Alarmed at the number of historic homes and buildings being lost in Chicago, in recent years I made it my mission to create a series of paintings depicting the historic architectural beauty of this great city. I also included many of these homes in the Chicago section of my recent legacy coffee table book entitled, Hand Painted Homes: An Artist’s Pen and Watercolor Journey Across America. I was further disheartened to learn firsthand from many of the owners of the homes in my Chicago series, that beautiful 100+ year old homes are being torn down in their neighborhoods. Some told me that they are constantly receiving high dollar offers from developers, and others said that the only reason they have not sold their home is because they are afraid it will suffer the same fate as so many other homes in their historic neighborhoods.
I did not just focus on the downtown area, but wandered through the vibrant neighborhoods and drove down leafy residential streets. From modest Chicago Bungalows to Frank Lloyd Wright creations, bold Mid-Century Modern homes, charming Tudors, Italianates, Colonial Revivals, Queen Ann beauties and Victorian Two-Flats to the grand Greystones along Logan Boulevard, I concluded that ‘architecturally’ Chicago has it all. The question is, how long with it remain that way. You can see my Chicago House Portrait Series which includes 50 paintings in 15 different architectural styles.

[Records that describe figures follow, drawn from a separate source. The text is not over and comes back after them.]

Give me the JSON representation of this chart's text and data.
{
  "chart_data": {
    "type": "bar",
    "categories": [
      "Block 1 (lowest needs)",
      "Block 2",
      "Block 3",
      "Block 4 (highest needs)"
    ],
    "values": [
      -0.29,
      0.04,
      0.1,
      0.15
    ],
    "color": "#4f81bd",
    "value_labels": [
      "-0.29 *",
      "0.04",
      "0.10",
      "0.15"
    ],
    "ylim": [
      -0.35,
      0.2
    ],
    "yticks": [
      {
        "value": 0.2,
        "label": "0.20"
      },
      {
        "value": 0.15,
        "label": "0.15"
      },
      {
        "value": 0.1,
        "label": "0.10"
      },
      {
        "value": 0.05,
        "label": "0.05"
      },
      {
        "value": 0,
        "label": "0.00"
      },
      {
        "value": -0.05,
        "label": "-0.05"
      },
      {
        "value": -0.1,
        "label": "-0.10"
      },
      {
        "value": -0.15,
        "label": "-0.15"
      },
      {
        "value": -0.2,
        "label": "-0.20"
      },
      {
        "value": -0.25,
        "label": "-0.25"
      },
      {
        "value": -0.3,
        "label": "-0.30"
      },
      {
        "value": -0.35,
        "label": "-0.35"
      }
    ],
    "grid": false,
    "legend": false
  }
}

Chicago’s Most Infamous Teardowns
Just to make my point, here are some of the most tragic examples of magnificent Chicago buildings that are now lost for ever.
Chicago Federal Building
The beaux-arts 1905 Chicago Federal Building stood for 60 years. Designed by Henry Ives Cobb, the six-story building was capped with a gilded dome larger than the one on the U.S. Capitol. Despite the efforts of preservationists, by 1960 the building had become too small for the business of the government. It fell to the wrecking ball in 1965.
Chicago Stock Exchange
The Adler and Sullivan Chicago Stock Exchange building, built in 1894, is lost forever, but the structure’s death probably saved many other buildings from the same fate. The city’s preservation movement found its voice when it came down in 1972, Tragically, when the building was demolished, photographer and preservationist hero Richard Nickel was crushed by rubble while photographing the demolition’s progress.
C&BW’s Wells Street Station
The 1881 C&NW’s Queen Anne style Wells Street station created a grand entry for travelers arriving in the city. Designed by W.W. Boyington, the red brick station sat at the present-day site of the Merchandise Mart. The Wells Street terminal remained in place for freight operations until the Merchandise Mart opened in 1930.
The castle-like Palmer mansion, designed by Cobb and Frost and completed in 1885, was the first on the Gold Coast at 1350 N. Lake Shore Drive and was at one time the largest private home in Chicago. It was built for Potter and Berthe Palmer. After the Palmers’ son left the home, it was briefly occupied and then stood vacant until it was razed in 1950.
These examples came from an article by Curbed Chicago, and further information can be found there. Thankfully, Curbed Chicago has been shining a spotlight on Chicago historic teardowns.
These famous examples have been recorded in the annals of history because of their notoriety. I grieve for the thousands of homes and historic buildings that have tragically met the same fate. Their demise is barely noticed in comparison.
The good news is that many is Chicago are rallying to save historic homes and buildings. Preservation Chicago is also working hard to highlight the teardown problem and they list out Chicago’s most endangered buildings on their website and give information on the actions they are taking.
One day city officials of Chicago will wake up and realize that the architectural legacy of their great city is disappearing. . . one demolished building at a time. But by that time it just might be too late.
Thanks for reading and caring about this important issue.